O advogado-geral da União, Jorge Messias, conta com um aliado importante na corrida pela vaga no STF: o retrospecto favorável dos indicados. Desde a redemocratização, em 1988, o ministro que menos recebeu votos no plenário do Senado foi Francisco Rezek, em 1992. Na ocasião, o magistrado teve o apoio de 45 congressistas. Além disso, em toda a história do Brasil, apenas cinco indicados foram reprovados, todos em 1894, durante o governo de Floriano Peixoto.
Para ser aprovado, Messias precisa do aval da maioria absoluta do Senado, ou seja, 41 votos. O clima no governo é de maior otimismo depois de um período de tensão com o Legislativo. Como mostrou a CNN, o Planalto aponta 50 votos favoráveis à indicação. A oposição, porém, vê um cenário menos favorável, prevendo que Messias não conseguirá 35 votos favoráveis.
Atrás de Francisco Rezek aparecem três ministros com 47 votos: Celso de Mello (1989), André Mendonça (2021) e Flávio Dino (2023).
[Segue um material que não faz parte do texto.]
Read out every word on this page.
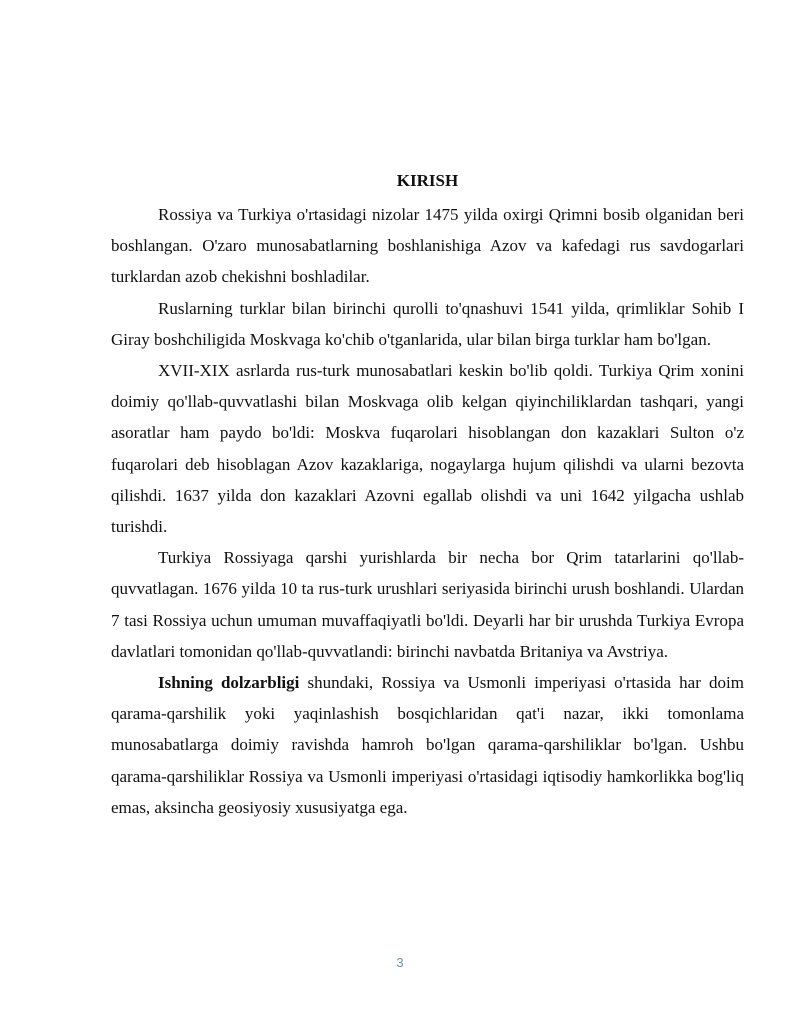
KIRISH

Rossiya va Turkiya o'rtasidagi nizolar 1475 yilda oxirgi Qrimni bosib olganidan beri boshlangan. O'zaro munosabatlarning boshlanishiga Azov va kafedagi rus savdogarlari turklardan azob chekishni boshladilar.

Ruslarning turklar bilan birinchi qurolli to'qnashuvi 1541 yilda, qrimliklar Sohib I Giray boshchiligida Moskvaga ko'chib o'tganlarida, ular bilan birga turklar ham bo'lgan.

XVII-XIX asrlarda rus-turk munosabatlari keskin bo'lib qoldi. Turkiya Qrim xonini doimiy qo'llab-quvvatlashi bilan Moskvaga olib kelgan qiyinchiliklardan tashqari, yangi asoratlar ham paydo bo'ldi: Moskva fuqarolari hisoblangan don kazaklari Sulton o'z fuqarolari deb hisoblagan Azov kazaklariga, nogaylarga hujum qilishdi va ularni bezovta qilishdi. 1637 yilda don kazaklari Azovni egallab olishdi va uni 1642 yilgacha ushlab turishdi.

Turkiya Rossiyaga qarshi yurishlarda bir necha bor Qrim tatarlarini qo'llab-quvvatlagan. 1676 yilda 10 ta rus-turk urushlari seriyasida birinchi urush boshlandi. Ulardan 7 tasi Rossiya uchun umuman muvaffaqiyatli bo'ldi. Deyarli har bir urushda Turkiya Evropa davlatlari tomonidan qo'llab-quvvatlandi: birinchi navbatda Britaniya va Avstriya.

Ishning dolzarbligi shundaki, Rossiya va Usmonli imperiyasi o'rtasida har doim qarama-qarshilik yoki yaqinlashish bosqichlaridan qat'i nazar, ikki tomonlama munosabatlarga doimiy ravishda hamroh bo'lgan qarama-qarshiliklar bo'lgan. Ushbu qarama-qarshiliklar Rossiya va Usmonli imperiyasi o'rtasidagi iqtisodiy hamkorlikka bog'liq emas, aksincha geosiyosiy xususiyatga ega.

3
O primeiro, no entanto, contou com muitas abstenções. Já Mendonça e Dino tiveram uma grande quantidade de votos contrários, liderando o ranking nesse quesito. Ao todo, os dois receberam 32 e 31 votos contrários, respectivamente. O terceiro que mais recebeu votos contrários foi Edson Fachin, em 2015, com 27 votos contra.
O ministro que teve mais votos favoráveis foi Luiz Fux, em 2011. Indicado por Dilma Rousseff, o ministro recebeu 68 votos. Depois de Fux, aparecem Ellen Gracie, com 67 votos, em 2000, e Joaquim Barbosa, com 66 votos, em 2003. A ministra foi indicada por Fernando Henrique Cardoso, enquanto Barbosa foi a terceira indicação de Lula.
Roberto Goulart Menezes, cientista político e professor da UnB, disse que o contexto político é fundamental nesse quesito. “Rezek, por exemplo, já havia sido ministro do STF e a baixa votação na sua segunda indicação refletiu uma crise do governo de Fernando Collor do que da imagem do ministro em si”, afirmou. “Dino sendo ministro da Justiça esteve à frente do governo durante o 8 de janeiro e o grupo ligado ao bolsonarismo acabou se organizando contra ele.”
Débora Messenberg, professora de Sociologia da UnB, entende que uma das principais características que moldaram as votações na última década é a polarização do país. “A discussão central é que infelizmente a polarização política está definindo um cargo que deveria ser de competência técnica e de notório saber jurídico”, afirmou.
Para garantir o mínimo de 41 votos favoráveis, Messias tenta vencer a resistência de congressistas que já anunciaram votos contrários. O AGU se reuniu com alguns nomes da oposição e também se encontrou com o presidente do Senado, Davi Alcolumbre, que teria garantido um ambiente tranquilo para sua sabatina. A impressão dos presentes, no entanto, é que a reunião não garantiu um apoio do presidente da Casa Legislativa ao indicado.
O nome de Messias foi encaminhado ao Senado pelo Planalto em 1º de abril, depois de mais de quatro meses do anúncio da sua indicação. Lula anunciou a escolha em novembro do ano passado, mas segurou o envio formal até ganhar tempo para articular o apoio necessário. Messias é o terceiro indicado de Lula ao STF na atual gestão, depois de Cristiano Zanin e Flávio Dino.
A sabatina de Messias na CCJ está marcada para o dia 28 de abril. Na ocasião, o indicado deverá responder a perguntas dos parlamentares. O relatório será votado e, se aprovado em votação secreta, torna-se o parecer da comissão. O senador Weverton Rocha atesta que Messias cumpre os requisitos necessários para a indicação.